Verification of Recursive Data Types using abstractions

Abstract

Reasoning about functions that operate over algebraic data types is an important problem for a large variety of applications. One application of particular interest is network applications that manipulate or reason about complex message structures, such as XML messages. In this dissertation, we present a decision procedure for reasoning about algebraic data types using abstractions that are provided by catamorphisms: fold functions that map instances of algebraic data types into values in a decidable domain. We show that the procedure is sound and complete for a class of monotonic catamorphisms. Our work extends a previous decision procedure that unrolls catamorphism functions until a solution is found. We propose the categories of monotonic catamorphisms and associative-commutative catamorphisms, which we argue provide a better formal foundation than previous categorizations of catamorphisms.
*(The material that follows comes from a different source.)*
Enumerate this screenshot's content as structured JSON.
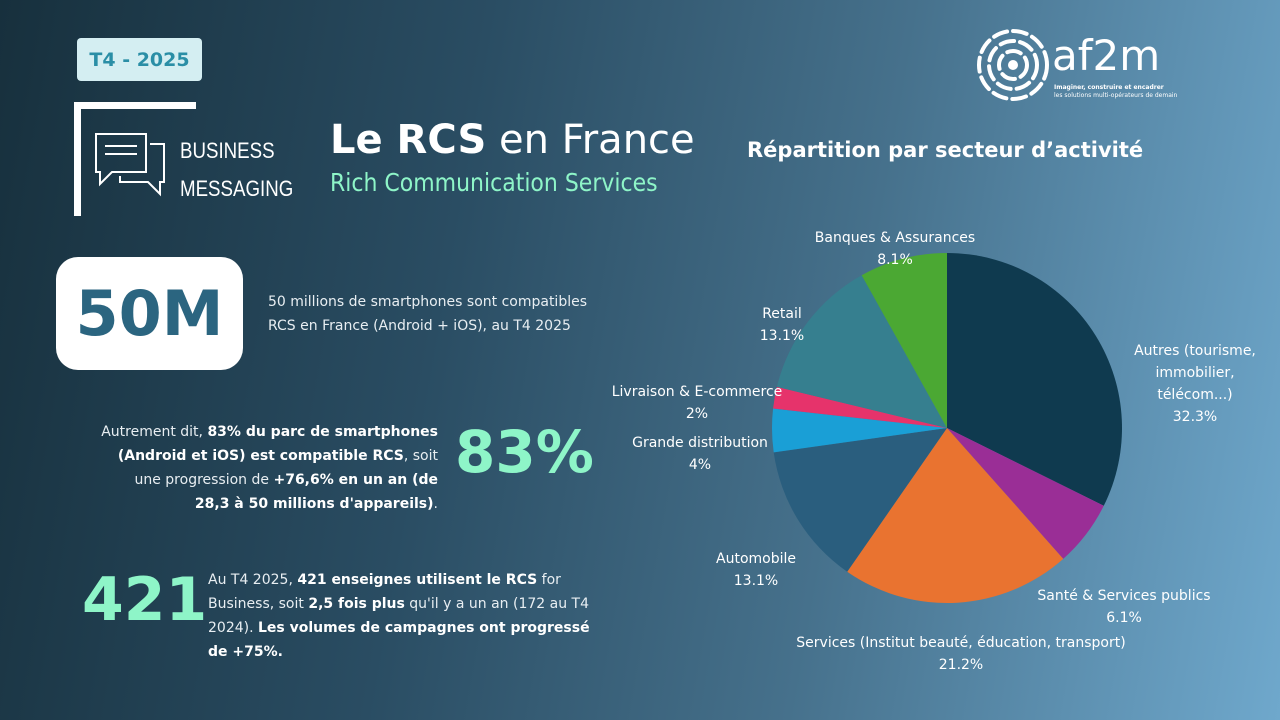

We use monotonic catamorphisms to address an incompleteness in the previous unrolling algorithm (and associated proof), and then use these notions to address two open problems from previous work: (1) we provide a bound on the number of unrollings necessary for completeness, showing that it is exponentially small with respect to formula size for associative-commutative catamorphisms, and (2) we demonstrate that associative-commutative catamorphisms can be combined within a formula whilst preserving completeness. Our combination results extend the set of problems that can be reasoned about using the catamorphism-based approach. In addition, we generalize certain kinds of catamorphism functions to support additional parameters. This extension, called parameterized associative-commutative catamorphisms subsumes the associative-commutative class, widens the set of functions that are known to be decidable, and makes several practically important functions (such as forall, exists, and member) over elements of algebraic data types straightforward to express. We also describe an implementation of the approach, called RADA, which accepts formulas in an extended version of the SMT-Lib2 syntax. The procedure is quite general and is central to the reasoning infrastructure for Guardol, a domain-specific language for reasoning about network guards.